Two and a half years after that, in a bid to get it working with The Sports Forecaster's NHL player info search (note: this is a VERY frequently recurring theme throughout the history of this hack), I added POST support and made that available to the remaining N900 holdouts in that thread. And, in the interest of minimizing the number of times I had to keep updating search engines in multiple places, I had long since started syncing it between systems (first using Dropbox, then eventually OwnCloud and then NextCloud) and pointing my desktop web browsers at this same hack.

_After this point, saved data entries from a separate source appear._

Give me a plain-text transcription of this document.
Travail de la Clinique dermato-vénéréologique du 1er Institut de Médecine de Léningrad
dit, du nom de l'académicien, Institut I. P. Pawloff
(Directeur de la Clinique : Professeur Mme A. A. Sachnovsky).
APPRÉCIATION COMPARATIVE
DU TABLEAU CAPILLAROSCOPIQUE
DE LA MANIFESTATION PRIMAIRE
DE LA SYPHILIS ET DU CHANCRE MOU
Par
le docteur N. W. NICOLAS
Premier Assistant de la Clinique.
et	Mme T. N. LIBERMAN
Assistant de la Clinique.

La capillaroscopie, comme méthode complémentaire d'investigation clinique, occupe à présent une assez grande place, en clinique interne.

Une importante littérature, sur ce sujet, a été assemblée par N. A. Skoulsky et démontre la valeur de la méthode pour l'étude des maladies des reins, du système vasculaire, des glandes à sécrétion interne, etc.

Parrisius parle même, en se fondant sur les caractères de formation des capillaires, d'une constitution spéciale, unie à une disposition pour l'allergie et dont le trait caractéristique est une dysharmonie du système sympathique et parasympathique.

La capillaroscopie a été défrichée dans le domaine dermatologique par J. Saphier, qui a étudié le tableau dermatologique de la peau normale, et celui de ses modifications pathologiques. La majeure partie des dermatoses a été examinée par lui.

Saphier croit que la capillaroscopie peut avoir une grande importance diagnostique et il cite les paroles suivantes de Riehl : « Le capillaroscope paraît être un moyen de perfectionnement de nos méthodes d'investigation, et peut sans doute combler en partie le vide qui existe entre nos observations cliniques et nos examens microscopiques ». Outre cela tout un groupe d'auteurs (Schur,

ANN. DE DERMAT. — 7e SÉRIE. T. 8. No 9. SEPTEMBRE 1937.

Since then, this has gone through several evolutions. For the longest time, it was just a local file I'd point browsers to. Then I separated out the search URLs into their own file. Then, when I finally bit the bullet and went Android, I paired this together with a tiny local http server and some DNS trickery to "hijack" bing.com so as to sneak it in on browsers there. When that ceased to be necessary, I discovered that many mobile browsers simply wouldn't do file:// URIs anymore and so kept that Tiny Local Webserver concept, and added an OpenSearch definition. And all throughout all that, I kept having to chase down Sports Forecaster's constantly changing search schemes even as they got rid of server-side search entirely - that, in particular, has been one of the few things that keeps sustaining the useful life of this hack for me.
Q: Where did you get the URLs you use?
A: For the most part, reverse engineering websites of interest (not much effort to that, admittedly, unless you count Sports Forecaster). In some cases, though, I poached them or variants from Vivaldi's preloaded search prefixes, mostly to borrow search partner affiliate parameters because I like that project and want to support it. (I used to do the same with Opera before they turned evil.)
Q: Why a search/
subdirectory?
A: Partly because of that whole "hijacking Bing" thing (see history, above), but mostly because I also started keeping my bookmarks (stored in Lynx-like HTML files) in the same hierarchy so that they could be accessible via that Tiny Local Webserver.
Q: What's with all the hockey-related searches?
A: I'm an obsessive Blue Jackets fan who likes to talk about this stuff with others and so find it convenient.
Q: Why port 1123?
A: Blame Square One on PBS; it managed to inexplicably embed the Fibonacci sequence indelibly in my childhood brain, with strange and unexpected results that emerge from time to time.